The Ebola virus is transmitted to humans from infected animals like monkeys or fruit bats. It is acquired when a person comes in contact with infected blood or bodily fluids. Common symptoms of the disease include vomiting, high fever,diarrhoea, internal bleeding and damage to the nervous system.
As of now, there is no known vaccine or cure for this disease.
The spread of Ebola has had every nation on its toes, with reports saying that it is the deadliest outbreak of the disease in its 38-year history. Since February, the disease has claimed more than 900 lives in four West African countries.

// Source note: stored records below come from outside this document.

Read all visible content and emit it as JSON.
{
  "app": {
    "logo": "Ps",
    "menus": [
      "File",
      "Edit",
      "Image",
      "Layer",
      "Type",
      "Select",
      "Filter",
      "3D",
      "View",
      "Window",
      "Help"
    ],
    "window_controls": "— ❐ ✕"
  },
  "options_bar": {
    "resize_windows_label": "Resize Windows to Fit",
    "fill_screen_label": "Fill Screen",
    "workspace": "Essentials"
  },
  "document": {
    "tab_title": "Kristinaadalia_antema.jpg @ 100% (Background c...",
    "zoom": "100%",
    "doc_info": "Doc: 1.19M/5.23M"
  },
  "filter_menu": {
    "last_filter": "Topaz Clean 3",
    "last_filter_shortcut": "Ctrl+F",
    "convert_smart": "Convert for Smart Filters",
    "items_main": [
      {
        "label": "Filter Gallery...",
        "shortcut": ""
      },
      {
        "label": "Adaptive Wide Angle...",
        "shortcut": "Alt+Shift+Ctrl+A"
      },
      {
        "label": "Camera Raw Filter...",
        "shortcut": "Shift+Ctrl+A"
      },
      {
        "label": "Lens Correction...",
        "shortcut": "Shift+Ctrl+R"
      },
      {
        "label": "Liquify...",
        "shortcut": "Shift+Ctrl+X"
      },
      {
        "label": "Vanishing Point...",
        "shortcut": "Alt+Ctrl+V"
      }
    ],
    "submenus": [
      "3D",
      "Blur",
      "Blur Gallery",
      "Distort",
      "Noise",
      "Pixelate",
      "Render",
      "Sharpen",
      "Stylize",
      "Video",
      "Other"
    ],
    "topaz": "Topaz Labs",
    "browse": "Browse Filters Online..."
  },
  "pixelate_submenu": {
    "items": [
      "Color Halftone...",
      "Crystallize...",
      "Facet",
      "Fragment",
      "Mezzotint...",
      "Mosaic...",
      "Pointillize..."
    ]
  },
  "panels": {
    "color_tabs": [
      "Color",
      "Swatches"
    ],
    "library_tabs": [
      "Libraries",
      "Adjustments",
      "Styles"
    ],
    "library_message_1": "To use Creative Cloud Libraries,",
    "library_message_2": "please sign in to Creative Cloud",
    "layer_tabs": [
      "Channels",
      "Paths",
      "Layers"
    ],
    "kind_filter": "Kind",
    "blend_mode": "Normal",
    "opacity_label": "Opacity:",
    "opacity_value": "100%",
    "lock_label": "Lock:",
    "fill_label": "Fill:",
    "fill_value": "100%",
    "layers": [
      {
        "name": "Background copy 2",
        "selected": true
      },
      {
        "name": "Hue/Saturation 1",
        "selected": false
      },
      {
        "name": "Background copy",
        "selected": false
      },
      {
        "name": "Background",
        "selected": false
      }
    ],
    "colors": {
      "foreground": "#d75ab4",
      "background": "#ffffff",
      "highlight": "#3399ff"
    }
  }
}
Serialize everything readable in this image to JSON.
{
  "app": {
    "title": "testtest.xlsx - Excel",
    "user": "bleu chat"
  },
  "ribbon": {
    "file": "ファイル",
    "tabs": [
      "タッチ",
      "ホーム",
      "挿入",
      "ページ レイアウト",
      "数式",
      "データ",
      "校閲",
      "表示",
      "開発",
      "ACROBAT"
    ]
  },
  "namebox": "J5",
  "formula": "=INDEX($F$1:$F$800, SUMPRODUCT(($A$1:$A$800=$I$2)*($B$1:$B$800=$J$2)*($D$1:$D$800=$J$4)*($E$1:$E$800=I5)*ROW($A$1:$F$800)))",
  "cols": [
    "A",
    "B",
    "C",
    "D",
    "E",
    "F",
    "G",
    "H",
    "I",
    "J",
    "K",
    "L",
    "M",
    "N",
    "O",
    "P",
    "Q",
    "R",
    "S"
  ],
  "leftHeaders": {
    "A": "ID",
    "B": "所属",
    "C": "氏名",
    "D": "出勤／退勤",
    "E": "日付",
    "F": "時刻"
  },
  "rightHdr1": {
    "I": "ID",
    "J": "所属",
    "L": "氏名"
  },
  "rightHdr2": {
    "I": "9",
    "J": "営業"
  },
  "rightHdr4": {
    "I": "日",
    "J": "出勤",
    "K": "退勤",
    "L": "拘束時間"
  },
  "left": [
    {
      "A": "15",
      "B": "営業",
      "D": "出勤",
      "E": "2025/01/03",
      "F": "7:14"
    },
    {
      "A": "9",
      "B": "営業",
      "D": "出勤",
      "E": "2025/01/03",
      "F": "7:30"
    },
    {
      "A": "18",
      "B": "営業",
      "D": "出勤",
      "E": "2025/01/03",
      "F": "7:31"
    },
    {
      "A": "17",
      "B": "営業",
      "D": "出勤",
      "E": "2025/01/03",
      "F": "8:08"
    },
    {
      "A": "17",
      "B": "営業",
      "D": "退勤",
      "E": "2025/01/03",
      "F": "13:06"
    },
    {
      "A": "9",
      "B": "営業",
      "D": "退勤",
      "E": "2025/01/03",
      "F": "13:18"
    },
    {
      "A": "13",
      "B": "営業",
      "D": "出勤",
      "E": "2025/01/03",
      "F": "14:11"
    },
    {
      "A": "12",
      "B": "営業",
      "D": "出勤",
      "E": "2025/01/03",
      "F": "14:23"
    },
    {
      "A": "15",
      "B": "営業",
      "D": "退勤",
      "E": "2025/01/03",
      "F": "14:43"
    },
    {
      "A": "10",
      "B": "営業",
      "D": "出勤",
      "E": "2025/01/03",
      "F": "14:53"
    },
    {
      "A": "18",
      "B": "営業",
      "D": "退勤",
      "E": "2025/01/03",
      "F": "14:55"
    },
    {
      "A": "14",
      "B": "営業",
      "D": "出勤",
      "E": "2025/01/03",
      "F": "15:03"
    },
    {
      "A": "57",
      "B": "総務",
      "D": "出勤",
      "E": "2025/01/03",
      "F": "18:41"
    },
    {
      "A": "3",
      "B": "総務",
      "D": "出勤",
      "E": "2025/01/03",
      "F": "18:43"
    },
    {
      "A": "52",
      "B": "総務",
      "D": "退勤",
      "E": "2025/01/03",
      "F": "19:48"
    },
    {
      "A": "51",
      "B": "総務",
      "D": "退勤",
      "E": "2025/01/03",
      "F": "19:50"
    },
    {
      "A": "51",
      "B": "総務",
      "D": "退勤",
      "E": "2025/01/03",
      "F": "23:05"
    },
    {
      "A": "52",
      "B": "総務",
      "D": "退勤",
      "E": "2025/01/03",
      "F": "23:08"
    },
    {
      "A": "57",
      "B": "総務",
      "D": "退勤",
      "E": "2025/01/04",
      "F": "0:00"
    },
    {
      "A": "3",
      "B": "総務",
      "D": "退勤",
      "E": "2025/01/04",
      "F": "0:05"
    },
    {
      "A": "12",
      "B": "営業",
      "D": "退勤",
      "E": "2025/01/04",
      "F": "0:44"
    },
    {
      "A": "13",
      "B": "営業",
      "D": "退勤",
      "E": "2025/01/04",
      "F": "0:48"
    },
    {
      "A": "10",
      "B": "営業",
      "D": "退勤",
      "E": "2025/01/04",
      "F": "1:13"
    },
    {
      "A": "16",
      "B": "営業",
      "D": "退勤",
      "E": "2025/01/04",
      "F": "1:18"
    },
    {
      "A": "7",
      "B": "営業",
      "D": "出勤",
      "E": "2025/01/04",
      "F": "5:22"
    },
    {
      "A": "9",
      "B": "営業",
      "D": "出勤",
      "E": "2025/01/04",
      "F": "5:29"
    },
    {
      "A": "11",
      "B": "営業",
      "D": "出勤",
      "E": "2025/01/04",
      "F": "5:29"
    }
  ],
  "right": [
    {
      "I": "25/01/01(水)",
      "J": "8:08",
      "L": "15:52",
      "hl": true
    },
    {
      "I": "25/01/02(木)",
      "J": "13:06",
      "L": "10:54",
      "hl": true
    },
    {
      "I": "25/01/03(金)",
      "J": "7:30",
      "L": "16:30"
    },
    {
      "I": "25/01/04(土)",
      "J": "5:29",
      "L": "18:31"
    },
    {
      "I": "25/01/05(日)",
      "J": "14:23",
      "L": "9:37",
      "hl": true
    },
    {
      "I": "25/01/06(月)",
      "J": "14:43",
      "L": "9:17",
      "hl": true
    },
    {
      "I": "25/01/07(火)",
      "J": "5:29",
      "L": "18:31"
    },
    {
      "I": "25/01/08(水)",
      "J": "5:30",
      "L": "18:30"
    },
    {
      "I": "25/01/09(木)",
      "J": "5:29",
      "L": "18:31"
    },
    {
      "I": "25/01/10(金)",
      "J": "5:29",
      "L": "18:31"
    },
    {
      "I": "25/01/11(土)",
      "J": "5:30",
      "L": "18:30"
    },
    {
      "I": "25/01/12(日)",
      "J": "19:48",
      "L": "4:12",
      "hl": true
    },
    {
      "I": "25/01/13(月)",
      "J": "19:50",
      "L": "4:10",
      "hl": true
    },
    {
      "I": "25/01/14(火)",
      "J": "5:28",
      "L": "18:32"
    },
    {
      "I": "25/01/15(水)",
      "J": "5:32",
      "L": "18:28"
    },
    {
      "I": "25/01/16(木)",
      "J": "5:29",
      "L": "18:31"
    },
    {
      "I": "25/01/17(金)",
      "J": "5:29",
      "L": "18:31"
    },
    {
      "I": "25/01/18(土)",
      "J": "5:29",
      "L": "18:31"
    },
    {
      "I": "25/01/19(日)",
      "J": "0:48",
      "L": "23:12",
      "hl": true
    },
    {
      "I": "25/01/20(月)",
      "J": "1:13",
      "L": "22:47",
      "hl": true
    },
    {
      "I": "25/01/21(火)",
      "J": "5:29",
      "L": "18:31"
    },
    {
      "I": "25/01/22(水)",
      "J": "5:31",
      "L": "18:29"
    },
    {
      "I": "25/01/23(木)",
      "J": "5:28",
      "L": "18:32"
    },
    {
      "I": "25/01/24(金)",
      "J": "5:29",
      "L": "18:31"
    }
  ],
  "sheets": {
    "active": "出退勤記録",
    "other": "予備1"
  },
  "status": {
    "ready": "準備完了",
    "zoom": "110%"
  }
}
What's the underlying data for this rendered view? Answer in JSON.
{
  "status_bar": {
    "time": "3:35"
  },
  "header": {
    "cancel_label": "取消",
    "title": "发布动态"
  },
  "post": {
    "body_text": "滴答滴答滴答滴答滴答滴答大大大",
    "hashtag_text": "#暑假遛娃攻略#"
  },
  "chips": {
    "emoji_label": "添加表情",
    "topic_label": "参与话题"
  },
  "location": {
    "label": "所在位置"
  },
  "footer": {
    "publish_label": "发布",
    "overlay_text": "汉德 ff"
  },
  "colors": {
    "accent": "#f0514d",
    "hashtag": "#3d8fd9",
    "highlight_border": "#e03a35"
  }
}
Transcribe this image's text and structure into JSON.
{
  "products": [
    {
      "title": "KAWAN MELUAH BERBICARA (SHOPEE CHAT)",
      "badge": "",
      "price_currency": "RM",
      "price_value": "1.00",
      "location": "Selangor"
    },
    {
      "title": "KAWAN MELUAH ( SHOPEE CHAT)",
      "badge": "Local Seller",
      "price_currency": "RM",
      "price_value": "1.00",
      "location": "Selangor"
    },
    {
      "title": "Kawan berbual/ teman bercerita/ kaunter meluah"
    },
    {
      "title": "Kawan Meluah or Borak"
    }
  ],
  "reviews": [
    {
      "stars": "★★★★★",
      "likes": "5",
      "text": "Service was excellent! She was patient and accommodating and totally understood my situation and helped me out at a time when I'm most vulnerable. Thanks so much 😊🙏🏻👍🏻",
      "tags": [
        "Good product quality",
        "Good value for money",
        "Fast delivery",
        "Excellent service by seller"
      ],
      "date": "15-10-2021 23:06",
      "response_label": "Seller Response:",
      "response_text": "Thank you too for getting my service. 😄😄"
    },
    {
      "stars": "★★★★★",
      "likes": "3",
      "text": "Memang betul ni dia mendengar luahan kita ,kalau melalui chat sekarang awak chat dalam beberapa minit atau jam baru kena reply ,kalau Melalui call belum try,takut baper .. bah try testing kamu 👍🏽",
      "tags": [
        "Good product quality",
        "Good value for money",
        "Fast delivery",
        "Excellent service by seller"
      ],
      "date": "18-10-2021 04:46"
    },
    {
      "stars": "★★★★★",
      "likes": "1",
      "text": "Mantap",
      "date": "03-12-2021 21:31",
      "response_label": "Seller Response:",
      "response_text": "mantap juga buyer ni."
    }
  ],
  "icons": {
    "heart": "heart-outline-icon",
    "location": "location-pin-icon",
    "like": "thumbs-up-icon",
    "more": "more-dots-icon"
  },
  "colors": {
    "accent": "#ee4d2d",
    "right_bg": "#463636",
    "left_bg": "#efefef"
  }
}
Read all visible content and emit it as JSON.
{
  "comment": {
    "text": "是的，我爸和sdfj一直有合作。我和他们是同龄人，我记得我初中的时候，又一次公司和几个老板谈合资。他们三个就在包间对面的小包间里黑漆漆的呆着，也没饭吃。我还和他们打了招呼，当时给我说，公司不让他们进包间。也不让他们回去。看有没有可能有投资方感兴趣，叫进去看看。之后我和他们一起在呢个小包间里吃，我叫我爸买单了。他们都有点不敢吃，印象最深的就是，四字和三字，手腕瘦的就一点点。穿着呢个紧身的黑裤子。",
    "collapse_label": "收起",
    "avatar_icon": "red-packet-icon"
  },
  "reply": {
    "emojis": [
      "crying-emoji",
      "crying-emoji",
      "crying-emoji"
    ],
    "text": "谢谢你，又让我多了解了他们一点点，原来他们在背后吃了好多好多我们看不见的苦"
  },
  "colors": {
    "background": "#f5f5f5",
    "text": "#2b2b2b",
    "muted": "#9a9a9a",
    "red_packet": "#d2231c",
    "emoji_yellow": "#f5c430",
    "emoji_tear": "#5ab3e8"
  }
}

Nearly 44, 000 Indians reside in the regions affected by the deadly disease. Though there has been no case of an Indian contracting the virus so far, Dr Vardhan maintained that they would do everything to prevent its spread in India.
The government swung into action and put precautionary measures in place in due consultations with the officials from the department of external affairs, home affairs, health and family welfare and civil aviation.
Travelers to India from affected areas are required to self-report during immigration. In-flight announcements informing passengers to report symptoms have been installed. Facilities at airports to manage travelers showing symptoms have been put in place. In the event that any of these travelers develop symptoms, a surveillance system has been set up to track them.
WHO officials say that it is not difficult for India to mitigate the risk provided the precautionary measures are followed.
“There is no high risk of spread of this disease in India in principle. It is currently in African region mainly. It is assessed to be low risk in India and outside Africa. But nevertheless, people travel, things can happen. India is equipped in terms of having all systems in place. However, what matters is, systems are working without any failure,” said Dr. Nata Menabde, WHO Representative to India.